Study tracks links between melting ice cap, Atlantic Ocean currents
FRISCO — The retreat of sea ice caused by global warming could lead to colder weather for parts of northwestern Europe, Canadian researchers said after studying changing ocean dynamics in the North Atlantic.
The new research reinforces previous findings that the shrinking Arctic ice cap is likely to change the delicate balance between the cold and dense water pouring out of the Arctic and the warm waters of the subtropical Atlantic, according to professor G.W.K. Moore, of the University of Toronto Mississauga.
“A warm western Europe requires a cold North Atlantic Ocean, and the warming that the North Atlantic is now experiencing has the potential to result in a cooling over western Europe,” said Moore.
The retreating sea ice may alter the oceanic convection process that keeps the conveyor belt of warm water flowing toward Europe. If oceanic convection decreases, the Gulf Stream may weaken, thereby reducing the warming of the atmosphere, in comparison to today, he said.
The research, published in Nature Climate Change, looked closely at changes the air-sea heat exchange in the region brought about by global warming, and to consider its possible impact on oceanic circulation, including the climatologically important Atlantic Meridional Overturning Circulation.
Previous studies have focused on the changing salinity of the northern seas and its effects on ocean circulation.
Moore and his fellow researchers based their findings on wintertime data from 1958 to 2014 that was provided by the European Centre for Medium-Range Weather Forecasts and model simulations.
Traditionally, the Gulf Stream moves warm water north toward western Europe, where it loses heat and moisture to the atmosphere, acting to moderate the climate in this region. The resulting colder, denser water sinks and returns south at a great depth eventually rising to the surface in the tropics, where the cycle, known as the Atlantic Meridional Ocean Circulation, begins all over again.
The Iceland and Greenland Seas are among the only places worldwide where conditions are right and this heat exchange is able to change the ocean’s density enough to cause the surface waters to sink. The largest air-sea heat exchange in these seas occurs at the edge of the sea ice.
In recent years, the sea ice has retreated, changing the area of maximum heat exchange. As a result, there has been a reduction in the heat exchange over the locations where sinking occurs in the ocean.
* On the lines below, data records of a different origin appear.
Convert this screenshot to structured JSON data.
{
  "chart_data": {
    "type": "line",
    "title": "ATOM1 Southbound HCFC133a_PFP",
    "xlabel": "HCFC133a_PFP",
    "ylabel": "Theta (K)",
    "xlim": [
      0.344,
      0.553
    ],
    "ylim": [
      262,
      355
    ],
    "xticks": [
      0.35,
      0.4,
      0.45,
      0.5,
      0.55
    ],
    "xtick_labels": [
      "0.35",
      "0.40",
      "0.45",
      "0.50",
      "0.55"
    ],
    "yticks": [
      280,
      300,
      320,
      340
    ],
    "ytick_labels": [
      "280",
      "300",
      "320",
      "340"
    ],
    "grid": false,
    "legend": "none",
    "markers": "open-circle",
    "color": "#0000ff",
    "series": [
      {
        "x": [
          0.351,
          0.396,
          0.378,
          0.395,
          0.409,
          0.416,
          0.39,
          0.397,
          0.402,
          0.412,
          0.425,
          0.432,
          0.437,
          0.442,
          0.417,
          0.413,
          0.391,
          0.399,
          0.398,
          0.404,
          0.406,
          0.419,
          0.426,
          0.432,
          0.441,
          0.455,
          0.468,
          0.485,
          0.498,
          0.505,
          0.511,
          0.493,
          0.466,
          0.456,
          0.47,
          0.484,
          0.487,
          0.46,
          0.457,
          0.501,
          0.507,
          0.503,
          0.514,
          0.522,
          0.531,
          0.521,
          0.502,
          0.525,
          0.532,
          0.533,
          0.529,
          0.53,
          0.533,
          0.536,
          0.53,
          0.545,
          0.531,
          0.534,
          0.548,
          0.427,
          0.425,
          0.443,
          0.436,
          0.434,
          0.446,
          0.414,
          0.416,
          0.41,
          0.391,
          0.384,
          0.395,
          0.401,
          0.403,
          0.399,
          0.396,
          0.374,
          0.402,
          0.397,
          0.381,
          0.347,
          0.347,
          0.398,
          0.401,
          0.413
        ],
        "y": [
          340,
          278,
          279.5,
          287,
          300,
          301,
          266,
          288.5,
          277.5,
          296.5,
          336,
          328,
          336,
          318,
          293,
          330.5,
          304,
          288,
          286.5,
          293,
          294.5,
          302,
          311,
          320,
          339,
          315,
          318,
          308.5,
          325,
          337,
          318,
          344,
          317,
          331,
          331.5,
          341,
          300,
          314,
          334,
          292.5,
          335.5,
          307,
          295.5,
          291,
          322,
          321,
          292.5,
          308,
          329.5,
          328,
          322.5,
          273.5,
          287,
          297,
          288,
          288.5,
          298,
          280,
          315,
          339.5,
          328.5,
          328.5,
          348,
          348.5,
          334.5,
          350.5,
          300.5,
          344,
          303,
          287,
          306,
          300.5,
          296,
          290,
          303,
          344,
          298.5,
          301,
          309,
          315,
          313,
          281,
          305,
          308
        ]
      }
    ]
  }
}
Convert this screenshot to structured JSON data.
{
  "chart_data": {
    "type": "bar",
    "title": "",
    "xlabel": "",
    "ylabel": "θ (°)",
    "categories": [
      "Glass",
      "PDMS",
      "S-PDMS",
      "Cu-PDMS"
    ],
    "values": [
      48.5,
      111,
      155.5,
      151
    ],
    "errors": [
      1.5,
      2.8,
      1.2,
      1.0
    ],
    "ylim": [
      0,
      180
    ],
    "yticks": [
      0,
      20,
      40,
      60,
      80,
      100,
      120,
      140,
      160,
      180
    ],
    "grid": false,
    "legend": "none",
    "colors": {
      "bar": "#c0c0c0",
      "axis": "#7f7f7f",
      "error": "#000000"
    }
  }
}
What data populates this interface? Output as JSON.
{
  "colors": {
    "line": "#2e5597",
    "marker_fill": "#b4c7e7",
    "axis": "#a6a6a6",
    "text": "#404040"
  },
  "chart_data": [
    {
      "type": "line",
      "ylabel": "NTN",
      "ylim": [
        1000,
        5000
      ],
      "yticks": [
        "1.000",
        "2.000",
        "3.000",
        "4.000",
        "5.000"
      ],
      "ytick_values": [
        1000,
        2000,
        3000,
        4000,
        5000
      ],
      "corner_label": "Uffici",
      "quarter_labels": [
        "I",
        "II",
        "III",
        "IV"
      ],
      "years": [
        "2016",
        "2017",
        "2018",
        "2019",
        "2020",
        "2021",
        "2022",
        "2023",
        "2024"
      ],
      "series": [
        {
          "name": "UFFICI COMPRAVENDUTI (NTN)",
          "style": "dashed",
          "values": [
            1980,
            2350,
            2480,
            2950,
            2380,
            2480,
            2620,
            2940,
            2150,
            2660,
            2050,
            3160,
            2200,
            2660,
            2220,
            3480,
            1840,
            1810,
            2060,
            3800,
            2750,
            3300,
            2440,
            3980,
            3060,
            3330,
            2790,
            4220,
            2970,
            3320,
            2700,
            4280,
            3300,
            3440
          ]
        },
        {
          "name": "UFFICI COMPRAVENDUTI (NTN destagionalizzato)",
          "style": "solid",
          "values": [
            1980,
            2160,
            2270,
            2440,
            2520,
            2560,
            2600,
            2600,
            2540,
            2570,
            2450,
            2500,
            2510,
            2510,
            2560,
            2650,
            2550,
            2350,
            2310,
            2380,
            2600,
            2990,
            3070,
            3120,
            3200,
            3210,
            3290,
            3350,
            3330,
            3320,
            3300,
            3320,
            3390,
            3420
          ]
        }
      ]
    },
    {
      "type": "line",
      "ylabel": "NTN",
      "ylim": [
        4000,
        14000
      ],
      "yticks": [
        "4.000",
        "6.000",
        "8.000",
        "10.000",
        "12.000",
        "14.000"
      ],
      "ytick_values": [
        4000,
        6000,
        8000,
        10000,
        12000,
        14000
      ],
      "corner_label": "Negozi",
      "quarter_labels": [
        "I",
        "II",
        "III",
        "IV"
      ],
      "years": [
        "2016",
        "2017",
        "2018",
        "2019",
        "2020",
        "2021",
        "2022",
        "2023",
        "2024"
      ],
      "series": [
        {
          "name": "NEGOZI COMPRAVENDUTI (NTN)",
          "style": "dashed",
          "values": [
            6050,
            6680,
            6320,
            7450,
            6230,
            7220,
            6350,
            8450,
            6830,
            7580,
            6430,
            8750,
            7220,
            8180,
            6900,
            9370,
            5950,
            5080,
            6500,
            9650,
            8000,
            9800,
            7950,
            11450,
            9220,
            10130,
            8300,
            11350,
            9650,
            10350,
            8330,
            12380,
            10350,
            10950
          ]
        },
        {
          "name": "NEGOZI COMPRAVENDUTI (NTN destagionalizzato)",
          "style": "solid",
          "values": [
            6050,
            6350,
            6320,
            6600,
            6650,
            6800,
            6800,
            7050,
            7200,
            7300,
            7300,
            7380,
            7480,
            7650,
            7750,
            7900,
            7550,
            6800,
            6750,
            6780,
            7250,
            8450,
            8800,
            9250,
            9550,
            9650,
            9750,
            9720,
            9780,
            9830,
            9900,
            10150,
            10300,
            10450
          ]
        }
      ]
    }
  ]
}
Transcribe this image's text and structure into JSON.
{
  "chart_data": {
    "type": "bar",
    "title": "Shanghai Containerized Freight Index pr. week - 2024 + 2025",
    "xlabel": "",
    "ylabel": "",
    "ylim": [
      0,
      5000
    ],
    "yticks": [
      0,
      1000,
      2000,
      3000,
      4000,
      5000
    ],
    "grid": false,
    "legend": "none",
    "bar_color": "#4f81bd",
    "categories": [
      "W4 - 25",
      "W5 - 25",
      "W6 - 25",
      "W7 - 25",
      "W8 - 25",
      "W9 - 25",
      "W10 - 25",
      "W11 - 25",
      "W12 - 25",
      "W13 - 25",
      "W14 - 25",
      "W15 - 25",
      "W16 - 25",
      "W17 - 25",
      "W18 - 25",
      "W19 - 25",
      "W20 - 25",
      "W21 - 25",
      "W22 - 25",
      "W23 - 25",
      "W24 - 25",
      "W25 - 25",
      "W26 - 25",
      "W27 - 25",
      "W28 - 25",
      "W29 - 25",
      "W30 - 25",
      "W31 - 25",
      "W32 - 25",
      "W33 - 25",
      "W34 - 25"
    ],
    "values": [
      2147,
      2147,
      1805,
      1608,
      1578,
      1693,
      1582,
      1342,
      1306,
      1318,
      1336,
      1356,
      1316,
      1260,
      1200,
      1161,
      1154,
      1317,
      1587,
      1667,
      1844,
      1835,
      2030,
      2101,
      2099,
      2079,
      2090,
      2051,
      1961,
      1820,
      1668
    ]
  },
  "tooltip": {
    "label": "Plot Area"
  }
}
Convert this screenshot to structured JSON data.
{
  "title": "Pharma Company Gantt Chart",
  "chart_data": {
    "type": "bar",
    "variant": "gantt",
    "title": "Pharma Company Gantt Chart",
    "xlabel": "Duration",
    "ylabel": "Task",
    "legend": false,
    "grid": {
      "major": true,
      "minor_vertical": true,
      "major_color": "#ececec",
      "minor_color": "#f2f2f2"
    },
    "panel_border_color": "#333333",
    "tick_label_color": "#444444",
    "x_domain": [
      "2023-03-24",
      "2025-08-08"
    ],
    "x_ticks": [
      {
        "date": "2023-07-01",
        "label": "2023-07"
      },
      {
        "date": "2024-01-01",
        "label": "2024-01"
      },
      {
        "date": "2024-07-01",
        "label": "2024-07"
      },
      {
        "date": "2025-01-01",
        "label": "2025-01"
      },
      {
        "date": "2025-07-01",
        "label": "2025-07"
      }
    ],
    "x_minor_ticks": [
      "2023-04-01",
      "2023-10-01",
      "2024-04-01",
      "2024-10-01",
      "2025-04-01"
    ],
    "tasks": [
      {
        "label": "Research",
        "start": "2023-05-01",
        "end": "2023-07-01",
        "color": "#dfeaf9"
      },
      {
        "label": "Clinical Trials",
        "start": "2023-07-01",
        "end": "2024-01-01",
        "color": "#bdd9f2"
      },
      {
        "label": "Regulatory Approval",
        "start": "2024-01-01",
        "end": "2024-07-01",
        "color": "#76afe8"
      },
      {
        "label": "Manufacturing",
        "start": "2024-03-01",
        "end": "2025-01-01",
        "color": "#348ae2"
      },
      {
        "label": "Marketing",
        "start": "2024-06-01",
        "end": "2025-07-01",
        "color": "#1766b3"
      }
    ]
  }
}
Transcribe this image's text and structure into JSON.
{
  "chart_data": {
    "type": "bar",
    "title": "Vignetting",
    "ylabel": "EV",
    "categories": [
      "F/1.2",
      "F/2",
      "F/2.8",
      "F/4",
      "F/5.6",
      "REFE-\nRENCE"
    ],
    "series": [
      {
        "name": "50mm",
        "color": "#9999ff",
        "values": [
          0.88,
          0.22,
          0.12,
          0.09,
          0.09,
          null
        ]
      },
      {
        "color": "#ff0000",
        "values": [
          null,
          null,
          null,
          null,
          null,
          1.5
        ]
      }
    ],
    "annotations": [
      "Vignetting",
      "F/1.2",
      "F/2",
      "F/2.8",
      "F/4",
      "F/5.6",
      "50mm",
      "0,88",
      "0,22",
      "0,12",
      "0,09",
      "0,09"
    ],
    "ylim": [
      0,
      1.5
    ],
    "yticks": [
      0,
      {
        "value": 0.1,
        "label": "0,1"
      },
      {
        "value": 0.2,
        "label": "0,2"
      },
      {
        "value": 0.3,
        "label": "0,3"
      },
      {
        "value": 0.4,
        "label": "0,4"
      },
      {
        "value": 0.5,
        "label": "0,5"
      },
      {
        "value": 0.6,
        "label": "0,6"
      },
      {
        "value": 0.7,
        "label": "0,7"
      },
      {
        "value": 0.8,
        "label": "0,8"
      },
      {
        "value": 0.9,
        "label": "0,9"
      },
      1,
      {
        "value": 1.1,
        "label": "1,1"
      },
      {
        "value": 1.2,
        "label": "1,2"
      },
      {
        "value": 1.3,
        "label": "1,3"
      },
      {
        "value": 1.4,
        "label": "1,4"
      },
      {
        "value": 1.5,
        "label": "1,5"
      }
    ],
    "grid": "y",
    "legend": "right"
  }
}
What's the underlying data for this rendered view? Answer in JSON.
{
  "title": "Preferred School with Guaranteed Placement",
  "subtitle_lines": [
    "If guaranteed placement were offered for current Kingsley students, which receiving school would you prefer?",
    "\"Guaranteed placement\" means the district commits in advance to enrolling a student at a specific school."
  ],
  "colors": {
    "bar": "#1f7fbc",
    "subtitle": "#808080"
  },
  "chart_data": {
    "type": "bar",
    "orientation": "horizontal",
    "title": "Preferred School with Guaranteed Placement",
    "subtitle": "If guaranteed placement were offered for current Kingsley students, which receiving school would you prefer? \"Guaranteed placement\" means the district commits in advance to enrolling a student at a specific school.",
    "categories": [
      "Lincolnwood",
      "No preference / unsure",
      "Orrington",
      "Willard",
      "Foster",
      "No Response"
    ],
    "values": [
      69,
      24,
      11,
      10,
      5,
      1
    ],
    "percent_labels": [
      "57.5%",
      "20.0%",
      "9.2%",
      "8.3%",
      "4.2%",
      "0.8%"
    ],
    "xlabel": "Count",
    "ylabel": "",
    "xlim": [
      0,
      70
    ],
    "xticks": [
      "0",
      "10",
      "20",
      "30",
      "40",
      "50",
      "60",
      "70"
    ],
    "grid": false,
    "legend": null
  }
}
This has the potential to weaken oceanic convection in the Greenland and Iceland Seas.
“The heat exchange is weaker … it’s like turning the stove down 20 percent,” says Moore. “We believe the weakening will continue and eventually cause changes in the Atlantic Meridional Overturning Circulation and the Gulf Stream, which can impact the climate of Europe.”
The paper’s other authors are Kjetil V?ge from the University of Bergen, Robert Pickart from Woods Hole Oceanographic Institution and Ian Renfrew from the University of East Anglia.